W is for Walt Whitman

Whitman is my favorite classic poet.

Walt Whitman was born May 31, 1819. He was the second of nine children, four of whom were disabled. At age eleven he was pulled out of school to help support his family. At age twelve he began to learn the printing business and was mainly self-taught. His collection of poems Leaves of Grass, which he began working on in 1848, was so unusual in form and content that no commercial publisher would publish it. In 1855 he published his first collection, consisting of twelve poems, at his own expense. His editing job was the only way he kept himself afloat.

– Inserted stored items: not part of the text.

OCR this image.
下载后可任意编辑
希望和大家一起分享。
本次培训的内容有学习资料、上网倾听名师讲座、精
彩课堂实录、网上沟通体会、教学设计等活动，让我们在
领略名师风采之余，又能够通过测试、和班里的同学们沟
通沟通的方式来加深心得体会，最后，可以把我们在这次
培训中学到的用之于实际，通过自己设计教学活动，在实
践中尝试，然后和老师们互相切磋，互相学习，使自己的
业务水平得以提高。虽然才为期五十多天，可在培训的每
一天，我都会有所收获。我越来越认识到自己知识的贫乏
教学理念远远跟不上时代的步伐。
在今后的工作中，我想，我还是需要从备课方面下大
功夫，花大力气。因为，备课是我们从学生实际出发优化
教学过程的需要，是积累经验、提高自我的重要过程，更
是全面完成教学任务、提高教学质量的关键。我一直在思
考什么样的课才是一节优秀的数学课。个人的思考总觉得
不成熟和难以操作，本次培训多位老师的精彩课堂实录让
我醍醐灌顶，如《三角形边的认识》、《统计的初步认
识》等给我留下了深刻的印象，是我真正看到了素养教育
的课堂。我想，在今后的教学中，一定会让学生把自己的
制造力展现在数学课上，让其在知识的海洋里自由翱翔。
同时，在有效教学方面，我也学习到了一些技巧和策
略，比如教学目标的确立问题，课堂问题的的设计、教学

Despite his rough upbringing in poverty, Whitman took his experiences and used them to give a foundation to his writing. He could not know and truly appreciate the wonders of life without first experiencing the grime. And that he did. Whitman was a writer that the average worker could relate to. Because of his experiences, his poetry speaks to us all.

And we listen because he knows what it is to live. He has begged in the gutters with the worst of us, and he has soared through the heavens with the best.

Excerpt from Song of the Rolling Earth

A song of the rolling earth, and of words according,
Were you thinking that those were the words, those upright lines?
         those curves, angles, dots?
No, those are not the words, the substantial words are in the
         ground and sea,
They are in the air, they are in you.

Were you thinking that those were the words, those delicious sounds
         out of your friends' mouths?
No, the real words are more delicious than they.

"Love the earth and sun and the animals, despise riches, give alms to every one that asks, stand up for the stupid and crazy, devote your income and labor to others, hate tyrants, argue not concerning God, have patience and indulgence toward the people, take off your hat to nothing known or unknown or to any man or number of men, go freely with powerful uneducated persons and with the young and mothers of families. ... reexamine all you have been told at school or church or in any book, dismiss whatever insults your own soul, and your very flesh shall be a great poem."